In Illinois, a program called Community Release with Support is designed to address the underlying needs of people on pretrial release by linking them with services for housing, addiction treatment, job training and transportation. Advocates for criminal justice reform are now asking Illinois lawmakers to expand access to these types of community-based programs across the state, Bolts Magazine reports. Many of the same advocates who successfully pushed for the state to abolish cash bail last year are now hoping to build on that reform with The Pretrial Success Act, a bill filed this legislative session that would direct $15 million to community organizations around the state to provide voluntary services to people awaiting trial. The legislation would offer grants of up to $500,000 for these organizations to develop and scale up programs that offer everything from clinical behavioral and health services to transportation, child care, and case management for people on pretrial release in accordance with their needs, in order to improve their odds of success.

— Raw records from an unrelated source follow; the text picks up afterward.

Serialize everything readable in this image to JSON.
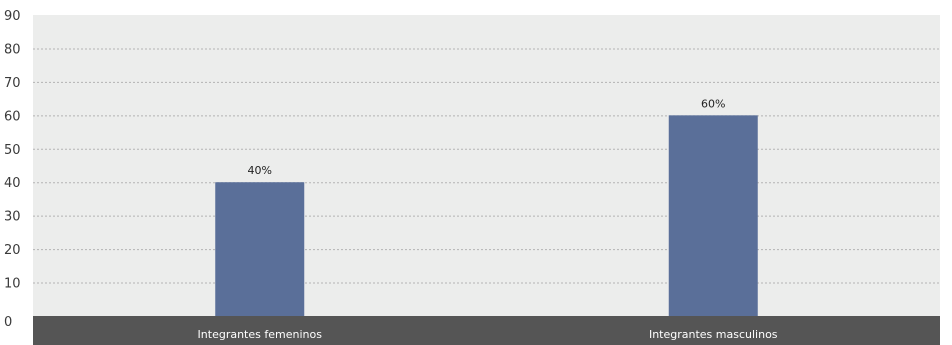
{
  "chart_data": {
    "type": "bar",
    "categories": [
      "Integrantes femeninos",
      "Integrantes masculinos"
    ],
    "values": [
      40,
      60
    ],
    "data_labels": [
      "40%",
      "60%"
    ],
    "ylim": [
      0,
      90
    ],
    "yticks": [
      "0",
      "10",
      "20",
      "30",
      "40",
      "50",
      "60",
      "70",
      "80",
      "90"
    ],
    "grid": true,
    "legend": "none",
    "colors": {
      "bar": "#5a6f99",
      "plot_background": "#ecedec",
      "category_band": "#555555"
    }
  }
}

“The idea is to get to the root causes,” said Rebecca Levin, Vice President of Policy at Treatment Alternatives for Safe Communities (TASC), an organization that provides community-based treatment and recovery support for people with mental illness and substance use disorders. The bill, introduced in February by State Senator Elgie Sims and State Representative Maurice West, has been widely supported by social service agencies across the state. Supporters say that it builds on prior Illinois grant programs aimed at improving public safety using community investment—such as the 2021 Reimagine Public Safety Act that established a public health approach to gun violence prevention and the Restore, Reinvest, Renew program launched in 2019 that directs a portion of cannabis tax revenue into disinvested communities. This year’s Pretrial Success Act would be the first to specifically target services for pretrial defendants released from jail. The bill is currently being debated in the Senate Health and Human Services Committee and the House Public Safety Committee.